Всем этим товарищам — и трактористу, и дизелисту, и молоковозу — Маманя бросала денежку в кармашек, приговаривая: «На табачок, на конфетки деткам, на пивко-лимонад» — в зависимости от типа водителя. Очень это ловко получалось — малая денежка летела в кармашек, а шоферюга только глазом косил. Маманя даже возгордилась, как ей в голову пришла такая славная хитрость — денежку в кармашек. На этом деле Маманя, безусловно, возместила себе безвозвратно погибшую трешницу.
И вот мы наконец видим нашу Маманю, хромающую через большое и пустынное село Никольское к магистрали союзного значения — широченной дороге, разрисованной вдоль линиями и со столбиками на каждую сотню метров. Мамане, конечно, село Никольское кажется единственным в мире селом Никольским, в Устюжинском родном районе такого названия нету, и Маманя не подозревает, что в России Никольских-то сел что звезд на небе. Экое преогромное село-полугород и совершенно сейчас безлюдное — во дворах кобели брешут, в избах голубые экраны полыхают, никого не спросишь ни о чем.
Махонькая Маманя в плюшевой жакеточке долго мокла на магистрали союзного значения прямо за знаком «Остановка запрещена». Не снижая скорости, мимо нее проносились и грузовики, и фургоны, и такси. К слову сказать, Маманя все легковые машины называла по-своему — такси. Помнилось, как Зинаида с Константином приехали к ней однажды (еще до деток) пьяные и веселые и все говорили: такси, такси, приехали на такси и уедем на такси.

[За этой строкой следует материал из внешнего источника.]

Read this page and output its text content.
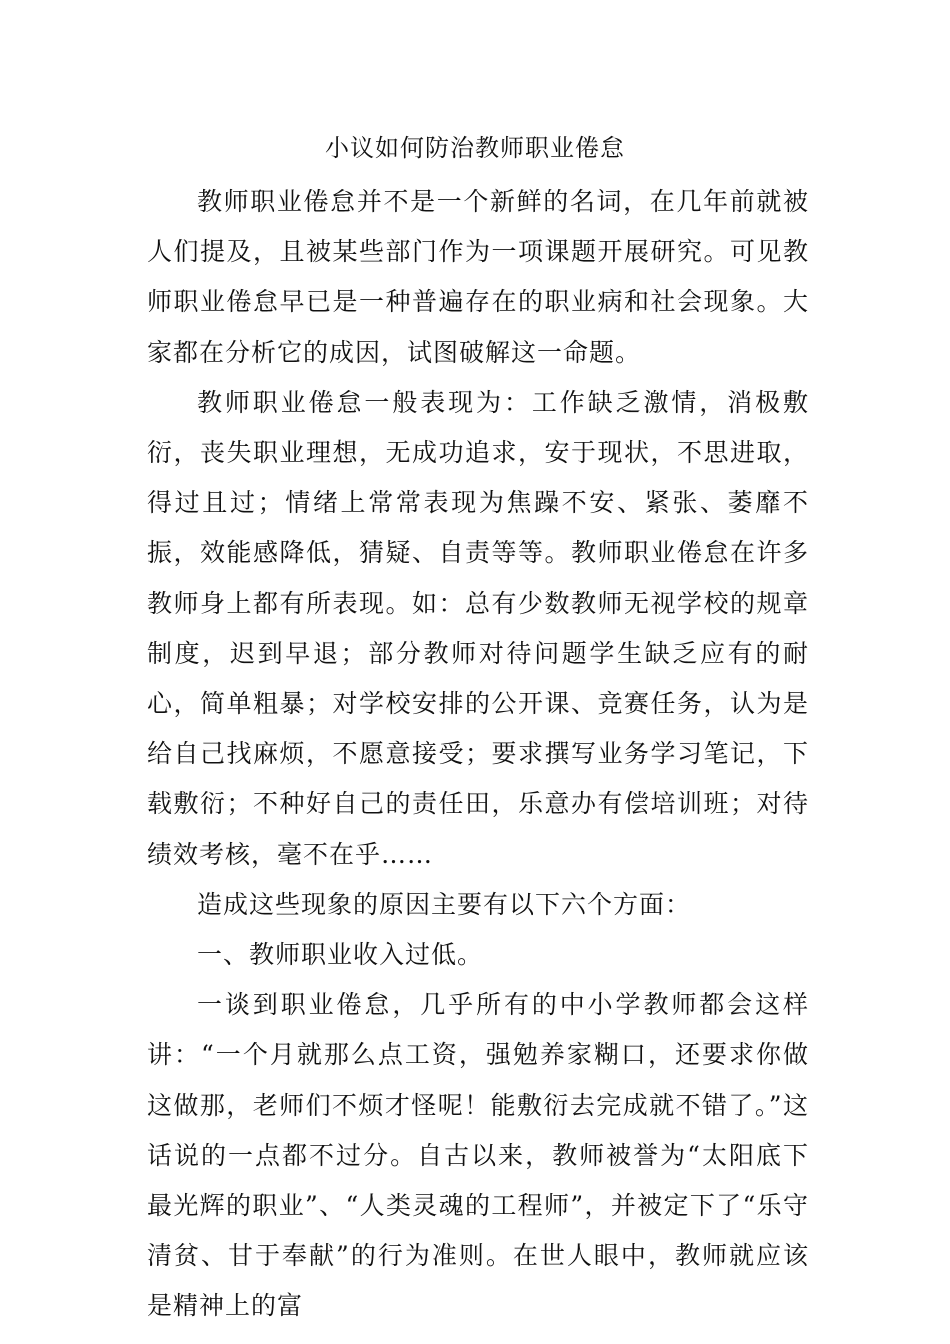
小议如何防治教师职业倦怠

教师职业倦怠并不是一个新鲜的名词，在几年前就被人们提及，且被某些部门作为一项课题开展研究。可见教师职业倦怠早已是一种普遍存在的职业病和社会现象。大家都在分析它的成因，试图破解这一命题。

教师职业倦怠一般表现为：工作缺乏激情，消极敷衍，丧失职业理想，无成功追求，安于现状，不思进取，得过且过；情绪上常常表现为焦躁不安、紧张、萎靡不振，效能感降低，猜疑、自责等等。教师职业倦怠在许多教师身上都有所表现。如：总有少数教师无视学校的规章制度，迟到早退；部分教师对待问题学生缺乏应有的耐心，简单粗暴；对学校安排的公开课、竞赛任务，认为是给自己找麻烦，不愿意接受；要求撰写业务学习笔记，下载敷衍；不种好自己的责任田，乐意办有偿培训班；对待绩效考核，毫不在乎……

造成这些现象的原因主要有以下六个方面：

一、教师职业收入过低。

一谈到职业倦怠，几乎所有的中小学教师都会这样讲：“一个月就那么点工资，强勉养家糊口，还要求你做这做那，老师们不烦才怪呢！能敷衍去完成就不错了。”这话说的一点都不过分。自古以来，教师被誉为“太阳底下最光辉的职业”、“人类灵魂的工程师”，并被定下了“乐守清贫、甘于奉献”的行为准则。在世人眼中，教师就应该是精神上的富
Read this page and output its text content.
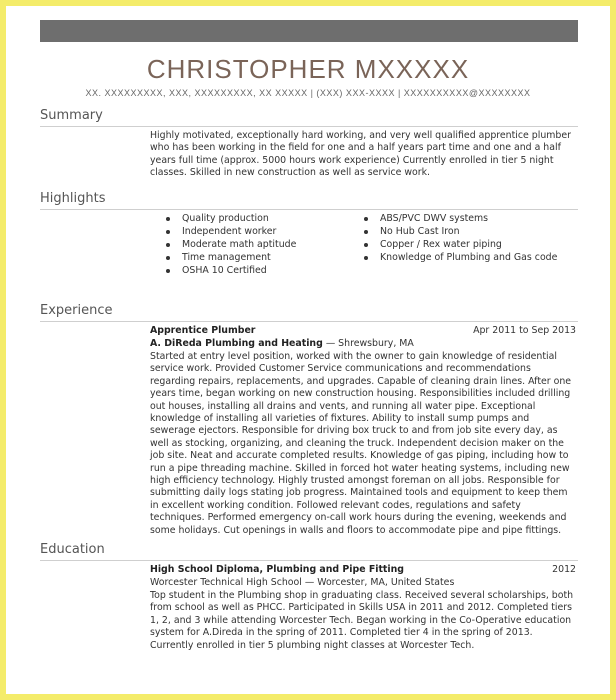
CHRISTOPHER MXXXXX
XX. XXXXXXXXX, XXX, XXXXXXXXX, XX XXXXX | (XXX) XXX-XXXX | XXXXXXXXXX@XXXXXXXX
Summary
Highly motivated, exceptionally hard working, and very well qualified apprentice plumber who has been working in the field for one and a half years part time and one and a half years full time (approx. 5000 hours work experience) Currently enrolled in tier 5 night classes. Skilled in new construction as well as service work.
Highlights
Quality production
Independent worker
Moderate math aptitude
Time management
OSHA 10 Certified
ABS/PVC DWV systems
No Hub Cast Iron
Copper / Rex water piping
Knowledge of Plumbing and Gas code
Experience
Apprentice Plumber	Apr 2011 to Sep 2013
A. DiReda Plumbing and Heating — Shrewsbury, MA
Started at entry level position, worked with the owner to gain knowledge of residential service work. Provided Customer Service communications and recommendations regarding repairs, replacements, and upgrades. Capable of cleaning drain lines. After one years time, began working on new construction housing. Responsibilities included drilling out houses, installing all drains and vents, and running all water pipe. Exceptional knowledge of installing all varieties of fixtures. Ability to install sump pumps and sewerage ejectors. Responsible for driving box truck to and from job site every day, as well as stocking, organizing, and cleaning the truck. Independent decision maker on the job site. Neat and accurate completed results. Knowledge of gas piping, including how to run a pipe threading machine. Skilled in forced hot water heating systems, including new high efficiency technology. Highly trusted amongst foreman on all jobs. Responsible for submitting daily logs stating job progress. Maintained tools and equipment to keep them in excellent working condition. Followed relevant codes, regulations and safety techniques. Performed emergency on-call work hours during the evening, weekends and some holidays. Cut openings in walls and floors to accommodate pipe and pipe fittings.
Education
High School Diploma, Plumbing and Pipe Fitting	2012
Worcester Technical High School — Worcester, MA, United States
Top student in the Plumbing shop in graduating class. Received several scholarships, both from school as well as PHCC. Participated in Skills USA in 2011 and 2012. Completed tiers 1, 2, and 3 while attending Worcester Tech. Began working in the Co-Operative education system for A.Direda in the spring of 2011. Completed tier 4 in the spring of 2013. Currently enrolled in tier 5 plumbing night classes at Worcester Tech.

И вот появилась синенькая, хорошенькая, чистенькая под дождиком «такси», которая, разглядев вдруг Маманю, заморгала правым глазом и приблизилась. Опасное, конечно, дело — такси. Того гляди, еще попросит бумажных денег. Тем не менее Маманя себя и ножку свою занывшую пожалела и влезла в сухое, да теплое, да музыкальное место. Эх, тратиться так тратиться — давай гони!
— Ай такси-то у тебя хорошая, ай накатистая, — пропела вежливо Маманя, приглядываясь уже, где у водителя «кармашек».
— Это, простите, не такси, — поправил старушку Павел Дуров.
— Не самосвал же! — хихикнула Маманя и глазом по водителю, по синей рубашке с медными пуговицами. — Я, чай, ты моряк будешь, мальчик дорогой?
— Моряк-моряк, — с готовностью покивал Павел Дуров. — Меня зовут Павел. А вы куда путь держите?
— В Новгородскую область, в поселок Сольцы, — не без гордости ответила Маманя.